También vale aclarar que no todas las elegías fúnebres son cantos de amor, admiración y respeto hacia el ausente; en algunas pesa más la reflexión filosófica sobre el paso del tiempo y el destino humano; en otras se sospecha algún ajuste de cuentas afectivas. Entre las más antiguas en lengua española —la incluida hacia el final en Libro de buen amor de Juan Ruiz, Arcipreste de Hita, y "Coplas por la muerte de su padre", de Jorge Manrique— los muertos evocados (la trotaconventos en uno, el padre del autor en el otro) tienen menos protagonismo que la propia muerte y que esas consideraciones universales sobre su presencia igualadora, lo efímero del placer y los dolores del recuerdo. La generación española del 27 aportó elegías memorables en el terreno de la amistad: el "Llanto por Ignacio Sánchez Mejía" de Federico García Lorca a su amigo torero, la "Elegía" de Miguel Hernández a su amigo Ramón Sijé, y poco después las que recibe Lorca de sus compañeros de generación (Antonio Machado, Rafael Alberti, Luis Cernuda, Emilio Prados, etc.). En el poema de Hernández hay una justificación interesante y por algo la titula "Elegía primera": "Entre todos los muertos de elegía,/ sin olvidar el eco de ninguno,/ por haber resonado más en el alma mía,/ la mano de mi llanto escoge uno." Incluso en el caso de Hernández, que hizo más de una, se impone la elección. Los escritores no andan haciendo elegías de todos los muertos a su alrededor, y son contados los casos de repeticiones excelsas: se podrían citar, siguiendo en el canal lírico, los extensos poemarios que le dedicó el mexicano Jaime Sabines tanto a su padre como a su madre.

Por otra parte, hay una expectativa lectora respecto al tono de la composición, hasta dónde mostrarse y mostrar al muerto, qué líneas cruzar y cuáles no. Un texto audaz sigue siendo el del argentino Guillermo Saavedra que en el poemario El velador (1998) compone una perturbadora y demoledora semblanza de la madre escapando de los clisés del dolor manifiesto, y estableciendo una suerte de llanto mordaz y grotesco. No es lo usual. Podría citarse también, ya en prosa y más reciente, la novela de la francesa Delphine de Vigan, Nada se opone a la noche (2011), una biografía familiar que le permite sacar al sol los trapos sucios y de algún modo terminar con el "entierro". Porque eso son también las elegías, un modo de decir adiós que al imprimirse cobra consistencia y efectiviza el duelo.

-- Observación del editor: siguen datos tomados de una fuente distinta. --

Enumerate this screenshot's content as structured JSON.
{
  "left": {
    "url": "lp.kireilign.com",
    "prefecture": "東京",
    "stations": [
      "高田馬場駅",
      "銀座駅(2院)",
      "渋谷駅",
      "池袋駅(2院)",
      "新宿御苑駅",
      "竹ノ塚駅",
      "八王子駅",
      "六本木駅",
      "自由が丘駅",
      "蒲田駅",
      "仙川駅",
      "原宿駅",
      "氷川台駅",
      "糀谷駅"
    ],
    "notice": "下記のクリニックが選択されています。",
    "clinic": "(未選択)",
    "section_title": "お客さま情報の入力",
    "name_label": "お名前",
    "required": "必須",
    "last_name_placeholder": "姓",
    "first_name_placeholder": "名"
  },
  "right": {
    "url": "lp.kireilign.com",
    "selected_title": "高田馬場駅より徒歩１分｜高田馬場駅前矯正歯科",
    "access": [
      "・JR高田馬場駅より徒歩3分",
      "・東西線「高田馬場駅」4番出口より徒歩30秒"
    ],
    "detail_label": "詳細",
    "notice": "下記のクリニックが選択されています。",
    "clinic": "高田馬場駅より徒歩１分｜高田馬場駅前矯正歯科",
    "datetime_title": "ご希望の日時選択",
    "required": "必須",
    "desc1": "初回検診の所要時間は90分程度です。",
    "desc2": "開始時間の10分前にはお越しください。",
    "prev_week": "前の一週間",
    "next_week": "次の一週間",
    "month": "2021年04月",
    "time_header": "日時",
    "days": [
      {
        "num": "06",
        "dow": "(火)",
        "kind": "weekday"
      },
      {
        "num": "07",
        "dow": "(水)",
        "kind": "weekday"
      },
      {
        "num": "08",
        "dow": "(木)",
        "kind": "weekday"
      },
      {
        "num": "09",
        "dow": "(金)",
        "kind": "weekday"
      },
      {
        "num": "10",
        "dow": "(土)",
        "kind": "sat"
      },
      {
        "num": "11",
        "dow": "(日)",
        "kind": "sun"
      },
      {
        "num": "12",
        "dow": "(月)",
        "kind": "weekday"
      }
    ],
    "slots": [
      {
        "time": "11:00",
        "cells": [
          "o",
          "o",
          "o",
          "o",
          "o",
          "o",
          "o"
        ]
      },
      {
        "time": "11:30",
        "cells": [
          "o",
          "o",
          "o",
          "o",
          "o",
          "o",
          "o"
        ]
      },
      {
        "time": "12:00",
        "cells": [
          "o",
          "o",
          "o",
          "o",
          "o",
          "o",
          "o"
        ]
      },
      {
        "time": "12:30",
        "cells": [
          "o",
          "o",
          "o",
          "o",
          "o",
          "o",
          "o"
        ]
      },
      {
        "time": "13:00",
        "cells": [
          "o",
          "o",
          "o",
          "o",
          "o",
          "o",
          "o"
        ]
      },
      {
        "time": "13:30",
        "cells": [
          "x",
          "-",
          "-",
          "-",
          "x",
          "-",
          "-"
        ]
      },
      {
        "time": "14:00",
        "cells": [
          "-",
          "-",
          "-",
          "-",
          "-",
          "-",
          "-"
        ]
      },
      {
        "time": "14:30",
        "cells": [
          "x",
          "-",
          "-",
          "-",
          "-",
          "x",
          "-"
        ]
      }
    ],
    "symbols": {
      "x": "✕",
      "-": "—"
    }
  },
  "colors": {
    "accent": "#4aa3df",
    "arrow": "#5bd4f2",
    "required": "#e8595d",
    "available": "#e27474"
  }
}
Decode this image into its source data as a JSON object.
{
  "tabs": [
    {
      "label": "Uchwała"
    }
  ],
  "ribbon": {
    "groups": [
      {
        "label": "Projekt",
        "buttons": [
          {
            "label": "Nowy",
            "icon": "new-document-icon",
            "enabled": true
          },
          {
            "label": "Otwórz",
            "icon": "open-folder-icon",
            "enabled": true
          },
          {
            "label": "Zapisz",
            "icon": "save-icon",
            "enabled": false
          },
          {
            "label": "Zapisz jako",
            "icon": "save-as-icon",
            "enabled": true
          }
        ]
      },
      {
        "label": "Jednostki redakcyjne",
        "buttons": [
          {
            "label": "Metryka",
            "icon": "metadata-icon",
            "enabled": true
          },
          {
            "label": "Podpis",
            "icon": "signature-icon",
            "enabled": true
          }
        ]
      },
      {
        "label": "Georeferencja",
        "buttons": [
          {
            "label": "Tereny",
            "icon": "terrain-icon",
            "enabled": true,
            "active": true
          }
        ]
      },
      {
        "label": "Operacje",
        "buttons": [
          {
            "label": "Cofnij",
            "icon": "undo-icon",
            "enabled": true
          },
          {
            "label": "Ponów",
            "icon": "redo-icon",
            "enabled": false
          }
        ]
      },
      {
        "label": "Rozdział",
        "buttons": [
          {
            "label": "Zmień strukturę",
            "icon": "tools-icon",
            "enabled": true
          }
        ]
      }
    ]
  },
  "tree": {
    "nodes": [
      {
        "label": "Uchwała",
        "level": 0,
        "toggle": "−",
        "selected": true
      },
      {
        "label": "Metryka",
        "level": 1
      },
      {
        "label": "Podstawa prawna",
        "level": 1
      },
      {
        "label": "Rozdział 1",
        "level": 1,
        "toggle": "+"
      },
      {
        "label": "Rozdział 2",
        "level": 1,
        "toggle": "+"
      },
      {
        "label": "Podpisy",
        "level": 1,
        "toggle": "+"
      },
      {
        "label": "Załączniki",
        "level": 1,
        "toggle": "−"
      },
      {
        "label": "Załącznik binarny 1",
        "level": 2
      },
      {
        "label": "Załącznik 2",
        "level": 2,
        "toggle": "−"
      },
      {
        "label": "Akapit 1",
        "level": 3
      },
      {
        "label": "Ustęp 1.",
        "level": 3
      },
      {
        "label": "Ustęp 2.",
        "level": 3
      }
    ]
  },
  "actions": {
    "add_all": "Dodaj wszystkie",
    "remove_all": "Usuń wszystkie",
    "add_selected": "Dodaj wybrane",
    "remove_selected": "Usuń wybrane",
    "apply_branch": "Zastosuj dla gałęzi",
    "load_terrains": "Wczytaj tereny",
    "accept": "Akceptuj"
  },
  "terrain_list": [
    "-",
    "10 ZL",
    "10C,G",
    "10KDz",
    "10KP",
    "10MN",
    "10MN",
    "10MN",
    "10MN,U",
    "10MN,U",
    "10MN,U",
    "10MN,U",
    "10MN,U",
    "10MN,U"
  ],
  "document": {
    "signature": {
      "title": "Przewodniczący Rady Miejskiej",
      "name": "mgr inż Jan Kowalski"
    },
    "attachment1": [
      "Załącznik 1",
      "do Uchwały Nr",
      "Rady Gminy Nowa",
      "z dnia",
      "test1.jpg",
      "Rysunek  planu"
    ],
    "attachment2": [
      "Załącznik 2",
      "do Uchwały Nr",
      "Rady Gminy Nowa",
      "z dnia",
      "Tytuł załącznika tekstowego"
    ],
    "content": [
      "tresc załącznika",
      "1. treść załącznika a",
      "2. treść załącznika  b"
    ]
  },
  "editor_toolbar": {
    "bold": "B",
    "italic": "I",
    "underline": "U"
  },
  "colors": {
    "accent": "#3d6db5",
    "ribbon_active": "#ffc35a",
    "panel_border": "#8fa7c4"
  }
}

En Inglaterra sentaron precedentes pesados en los siglos XVII y XIX respectivamente los poetas John Milton y Percy B. Shelley, homenajeando la muerte de dos amigos. El de Shelley era nada menos que John Keats y para él escribió el emotivo "Adonas". En 1936 W.H. Auden publicó la primera versión del luego famoso "Funeral Blues" que pide que el mundo entero se paralice ante la muerte del amante.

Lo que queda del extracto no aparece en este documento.